Dr. Hasbrouck’s thoughts and research are consistent with Read Naturally’s approach to building fluency. During the Pass step of the Read Naturally Strategy, students must read accurately, making no more than three errors. For students at various rates of fluency performance, three or fewer errors translates into:

98% accuracy at 150 WCPM (Words Correct Per Minute)
98% accuracy at 125 WCPM
97% accuracy at 100 WCPM
96% accuracy at 75 WCPM
95% accuracy at 50 WCPM*

By mandating these percentages in order for students to move through the program, the Read Naturally Strategy effectively trains students to become more accurate readers.

Here is what Dr. Hasbrouck has to say on the topic:

What is the FOUNDATION of reading fluency?

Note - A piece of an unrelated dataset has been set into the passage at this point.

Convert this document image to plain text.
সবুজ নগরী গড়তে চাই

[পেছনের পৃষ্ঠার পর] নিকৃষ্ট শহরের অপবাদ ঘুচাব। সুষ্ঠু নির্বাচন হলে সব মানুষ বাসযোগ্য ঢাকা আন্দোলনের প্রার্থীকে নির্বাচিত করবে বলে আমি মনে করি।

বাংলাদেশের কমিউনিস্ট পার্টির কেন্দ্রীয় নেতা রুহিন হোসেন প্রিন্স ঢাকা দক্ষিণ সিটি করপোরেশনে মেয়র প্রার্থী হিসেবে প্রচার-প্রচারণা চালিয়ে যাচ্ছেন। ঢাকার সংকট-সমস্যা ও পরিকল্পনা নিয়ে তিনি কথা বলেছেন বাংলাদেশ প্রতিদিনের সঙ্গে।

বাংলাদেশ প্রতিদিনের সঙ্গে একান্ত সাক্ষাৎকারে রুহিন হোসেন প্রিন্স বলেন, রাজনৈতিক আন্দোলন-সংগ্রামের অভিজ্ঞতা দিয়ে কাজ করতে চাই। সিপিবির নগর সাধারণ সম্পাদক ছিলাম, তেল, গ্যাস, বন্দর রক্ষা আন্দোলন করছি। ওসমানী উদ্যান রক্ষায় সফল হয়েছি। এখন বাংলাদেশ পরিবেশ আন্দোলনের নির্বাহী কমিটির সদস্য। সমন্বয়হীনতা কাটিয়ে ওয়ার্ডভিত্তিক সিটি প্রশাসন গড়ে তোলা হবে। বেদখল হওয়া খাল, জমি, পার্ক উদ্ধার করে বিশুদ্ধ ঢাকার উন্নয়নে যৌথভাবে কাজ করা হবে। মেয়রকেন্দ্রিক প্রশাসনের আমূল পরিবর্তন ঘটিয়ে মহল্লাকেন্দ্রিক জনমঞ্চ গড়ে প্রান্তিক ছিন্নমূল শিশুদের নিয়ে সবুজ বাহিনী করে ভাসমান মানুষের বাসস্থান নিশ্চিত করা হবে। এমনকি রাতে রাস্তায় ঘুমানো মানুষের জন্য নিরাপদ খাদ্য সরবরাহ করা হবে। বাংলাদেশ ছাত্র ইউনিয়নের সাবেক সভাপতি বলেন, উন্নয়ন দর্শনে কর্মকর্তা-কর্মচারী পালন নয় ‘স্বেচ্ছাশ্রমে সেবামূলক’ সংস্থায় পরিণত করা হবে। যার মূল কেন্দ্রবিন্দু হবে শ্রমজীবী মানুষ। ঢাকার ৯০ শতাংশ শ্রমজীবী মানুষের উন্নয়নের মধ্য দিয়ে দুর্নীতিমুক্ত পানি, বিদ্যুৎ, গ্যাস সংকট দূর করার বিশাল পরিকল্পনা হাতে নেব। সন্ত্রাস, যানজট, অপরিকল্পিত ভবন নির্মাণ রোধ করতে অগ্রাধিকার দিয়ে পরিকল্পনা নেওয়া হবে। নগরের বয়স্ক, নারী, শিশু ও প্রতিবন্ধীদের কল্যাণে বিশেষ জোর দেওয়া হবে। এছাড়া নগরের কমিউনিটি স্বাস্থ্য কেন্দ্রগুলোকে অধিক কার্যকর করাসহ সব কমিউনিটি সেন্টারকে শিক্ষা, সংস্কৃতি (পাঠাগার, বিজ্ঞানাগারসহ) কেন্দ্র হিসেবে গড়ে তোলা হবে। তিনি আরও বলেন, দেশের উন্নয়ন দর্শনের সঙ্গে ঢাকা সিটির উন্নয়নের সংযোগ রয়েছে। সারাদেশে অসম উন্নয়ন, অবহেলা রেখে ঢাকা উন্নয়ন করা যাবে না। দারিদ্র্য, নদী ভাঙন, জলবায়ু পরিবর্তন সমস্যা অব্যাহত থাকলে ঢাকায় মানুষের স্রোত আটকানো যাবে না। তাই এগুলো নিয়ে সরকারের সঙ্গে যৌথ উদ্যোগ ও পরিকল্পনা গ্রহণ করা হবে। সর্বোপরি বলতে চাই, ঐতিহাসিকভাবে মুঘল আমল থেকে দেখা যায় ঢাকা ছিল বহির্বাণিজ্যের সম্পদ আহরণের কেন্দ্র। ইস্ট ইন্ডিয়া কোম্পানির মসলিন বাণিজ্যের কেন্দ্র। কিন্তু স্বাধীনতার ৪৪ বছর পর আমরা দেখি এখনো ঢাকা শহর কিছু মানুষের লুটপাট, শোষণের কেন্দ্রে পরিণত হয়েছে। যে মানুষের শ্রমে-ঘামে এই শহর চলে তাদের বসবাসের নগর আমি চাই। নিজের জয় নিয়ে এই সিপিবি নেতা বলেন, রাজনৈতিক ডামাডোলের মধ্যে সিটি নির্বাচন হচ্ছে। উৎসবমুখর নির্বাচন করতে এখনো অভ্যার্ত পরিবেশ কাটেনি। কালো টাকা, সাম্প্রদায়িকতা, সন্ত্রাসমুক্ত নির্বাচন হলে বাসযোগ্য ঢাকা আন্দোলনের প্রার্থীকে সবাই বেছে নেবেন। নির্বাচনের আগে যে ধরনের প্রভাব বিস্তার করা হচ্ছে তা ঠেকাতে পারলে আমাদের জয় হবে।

I have been thinking about reading fluency in one way or another since I became a reading teacher over 40 years ago. My first job after getting my degree was to serve as the Title I reading teacher for a rural district about 30 miles from my home. I worked with students from grades one to six who struggled with reading. A common characteristic of these students—whether they were attempting to identify letter sounds, read CVC words, or decode and understand text—was that they read slowly and laboriously. Reading was clearly hard for them, and plainly not motivating. These students had poorly developed fluency skills.

We've come to understand that achieving a certain level of fluency is necessary for both comprehension and motivation. The National Reading Panel Report (2000) pointed out that, “Despite its importance as a component of skilled reading, fluency is often neglected in the classroom.” Teachers everywhere heard that admonition, and fluency has now become a BIG focus in many classrooms. That’s the good news. Unfortunately, the bad news is that we are too often seeing a misunderstanding of what fluency really is. Too many educators seem to believe that a fluent reader is someone who can read FAST. They may have forgotten that the FOUNDATION of reading fluency is accuracy.

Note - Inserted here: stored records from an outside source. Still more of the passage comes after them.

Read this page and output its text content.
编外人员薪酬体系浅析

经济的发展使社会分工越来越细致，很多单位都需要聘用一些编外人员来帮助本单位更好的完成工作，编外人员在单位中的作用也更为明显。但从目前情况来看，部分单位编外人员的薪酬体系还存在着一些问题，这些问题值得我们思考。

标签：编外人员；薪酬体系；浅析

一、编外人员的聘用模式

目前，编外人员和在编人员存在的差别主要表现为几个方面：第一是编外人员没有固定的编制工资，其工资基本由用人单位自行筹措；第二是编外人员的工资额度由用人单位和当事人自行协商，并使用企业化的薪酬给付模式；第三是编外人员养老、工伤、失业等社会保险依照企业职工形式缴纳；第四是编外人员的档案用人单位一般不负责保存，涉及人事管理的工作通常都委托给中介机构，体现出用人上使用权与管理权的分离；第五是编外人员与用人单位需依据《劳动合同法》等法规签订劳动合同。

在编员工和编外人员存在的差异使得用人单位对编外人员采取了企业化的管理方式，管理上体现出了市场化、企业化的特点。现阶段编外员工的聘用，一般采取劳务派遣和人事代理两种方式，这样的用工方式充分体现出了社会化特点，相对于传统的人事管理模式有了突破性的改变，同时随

Of course rate has an important role in fluency, but rate must be layered on top of accuracy. I often remind teachers of the Five F’s of Fluency: FIRST, FOREMOST and FOREVER the FOUNDATION of FLUENCY is accuracy! Researchers have been helpful in providing us with guidelines for just how accurate a reader should be. In the chapter on fluency in the recent Handbook on Reading Research (2011), the authors suggest that we need to teach students to maintain at least 95% accuracy when they read independently, in order to sufficiently access the meaning of the text and enjoy the process of reading. This is the level of accuracy they suggest for established readers, say by the middle of 2nd grade or so. It may surprise you to learn that they suggest that our emerging readers in K and grade 1 should read text independently with no less than 98% accuracy.

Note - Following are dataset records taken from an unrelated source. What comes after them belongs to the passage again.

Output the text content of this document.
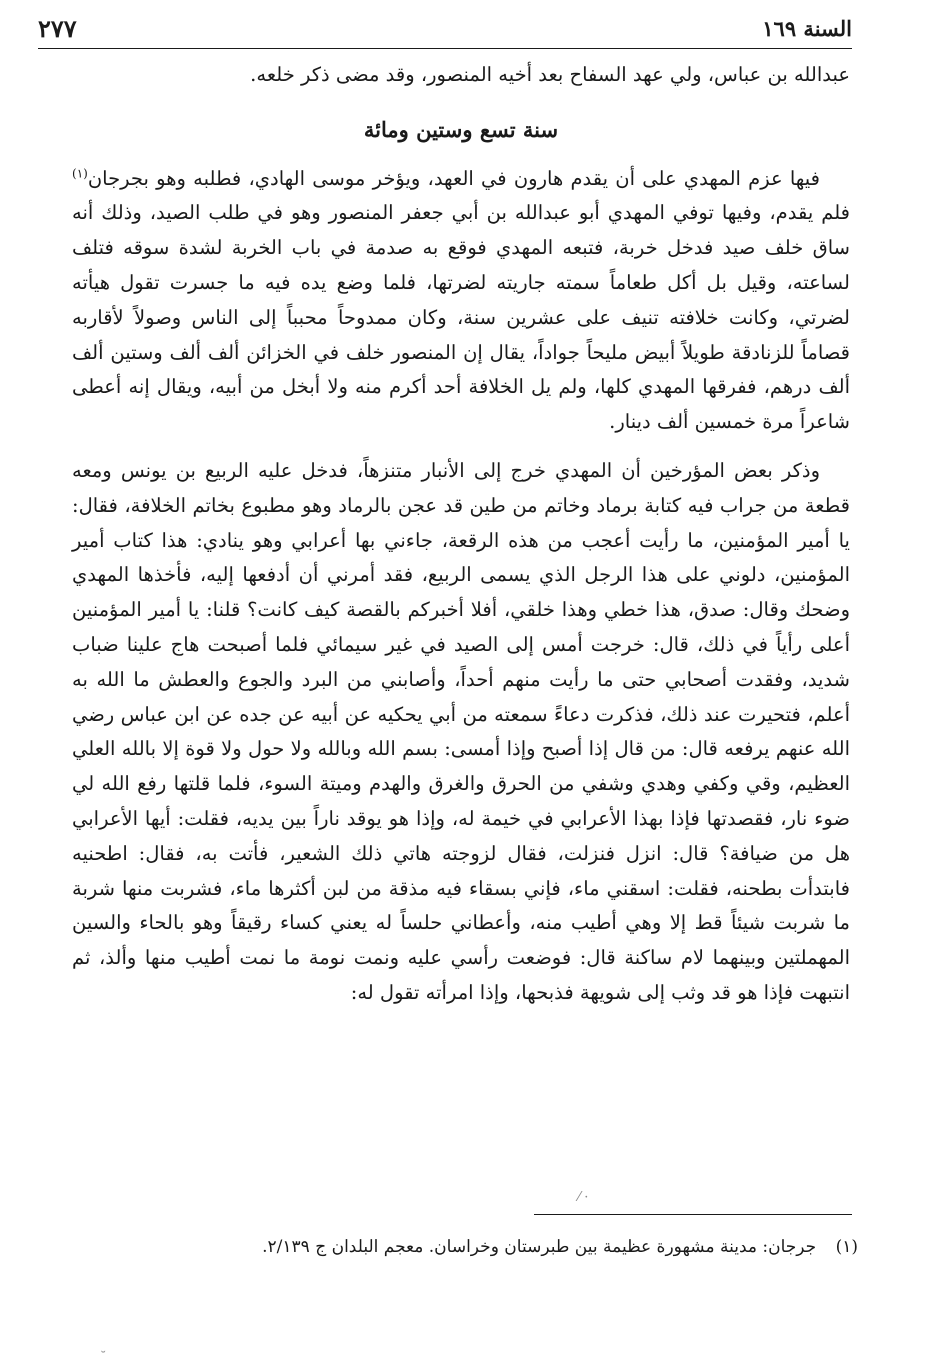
السنة ١٦٩
٢٧٧

عبدالله بن عباس، ولي عهد السفاح بعد أخيه المنصور، وقد مضى ذكر خلعه.

سنة تسع وستين ومائة

فيها عزم المهدي على أن يقدم هارون في العهد، ويؤخر موسى الهادي، فطلبه وهو بجرجان$^{(١)}$ فلم يقدم، وفيها توفي المهدي أبو عبدالله بن أبي جعفر المنصور وهو في طلب الصيد، وذلك أنه ساق خلف صيد فدخل خربة، فتبعه المهدي فوقع به صدمة في باب الخربة لشدة سوقه فتلف لساعته، وقيل بل أكل طعاماً سمته جاريته لضرتها، فلما وضع يده فيه ما جسرت تقول هيأته لضرتي، وكانت خلافته تنيف على عشرين سنة، وكان ممدوحاً محبباً إلى الناس وصولاً لأقاربه قصاماً للزنادقة طويلاً أبيض مليحاً جواداً، يقال إن المنصور خلف في الخزائن ألف ألف وستين ألف ألف درهم، ففرقها المهدي كلها، ولم يل الخلافة أحد أكرم منه ولا أبخل من أبيه، ويقال إنه أعطى شاعراً مرة خمسين ألف دينار.

وذكر بعض المؤرخين أن المهدي خرج إلى الأنبار متنزهاً، فدخل عليه الربيع بن يونس ومعه قطعة من جراب فيه كتابة برماد وخاتم من طين قد عجن بالرماد وهو مطبوع بخاتم الخلافة، فقال: يا أمير المؤمنين، ما رأيت أعجب من هذه الرقعة، جاءني بها أعرابي وهو ينادي: هذا كتاب أمير المؤمنين، دلوني على هذا الرجل الذي يسمى الربيع، فقد أمرني أن أدفعها إليه، فأخذها المهدي وضحك وقال: صدق، هذا خطي وهذا خلقي، أفلا أخبركم بالقصة كيف كانت؟ قلنا: يا أمير المؤمنين أعلى رأياً في ذلك، قال: خرجت أمس إلى الصيد في غير سيمائي فلما أصبحت هاج علينا ضباب شديد، وفقدت أصحابي حتى ما رأيت منهم أحداً، وأصابني من البرد والجوع والعطش ما الله به أعلم، فتحيرت عند ذلك، فذكرت دعاءً سمعته من أبي يحكيه عن أبيه عن جده عن ابن عباس رضي الله عنهم يرفعه قال: من قال إذا أصبح وإذا أمسى: بسم الله وبالله ولا حول ولا قوة إلا بالله العلي العظيم، وقي وكفي وهدي وشفي من الحرق والغرق والهدم وميتة السوء، فلما قلتها رفع الله لي ضوء نار، فقصدتها فإذا بهذا الأعرابي في خيمة له، وإذا هو يوقد ناراً بين يديه، فقلت: أيها الأعرابي هل من ضيافة؟ قال: انزل فنزلت، فقال لزوجته هاتي ذلك الشعير، فأتت به، فقال: اطحنيه فابتدأت بطحنه، فقلت: اسقني ماء، فإني بسقاء فيه مذقة من لبن أكثرها ماء، فشربت منها شربة ما شربت شيئاً قط إلا وهي أطيب منه، وأعطاني حلساً له يعني كساء رقيقاً وهو بالحاء والسين المهملتين وبينهما لام ساكنة قال: فوضعت رأسي عليه ونمت نومة ما نمت أطيب منها وألذ، ثم انتبهت فإذا هو قد وثب إلى شويهة فذبحها، وإذا امرأته تقول له:

(١) جرجان: مدينة مشهورة عظيمة بين طبرستان وخراسان. معجم البلدان ج ٢/١٣٩.
· ⁄
˘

Why the difference? It has a lot to do with motivation. We want our beginning readers to use the decoding skills we’ve taught them with confidence. We want them to read appropriate text (consisting of short sentences comprised of pre-taught sight words and CVC words and rebuses as necessary) accurately, because that builds their sense of accomplishment and motivation. (Please note that these figures are for independent reading. When students are receiving instruction, we must correct and provide appropriate feedback on every error, achieving 100% accuracy during guided practice so that they will be sufficiently accurate during independent practice.)

So, while we should continue to embrace the essential importance of fluency for successful reading, let’s be sure we don’t ever sacrifice accuracy for speed in the process!

* Note that 95% accuracy for beginning readers is adequate for Read Naturally students because Read Naturally programs target struggling readers. Accuracy expectations increase as our programs help these struggling readers become more fluent.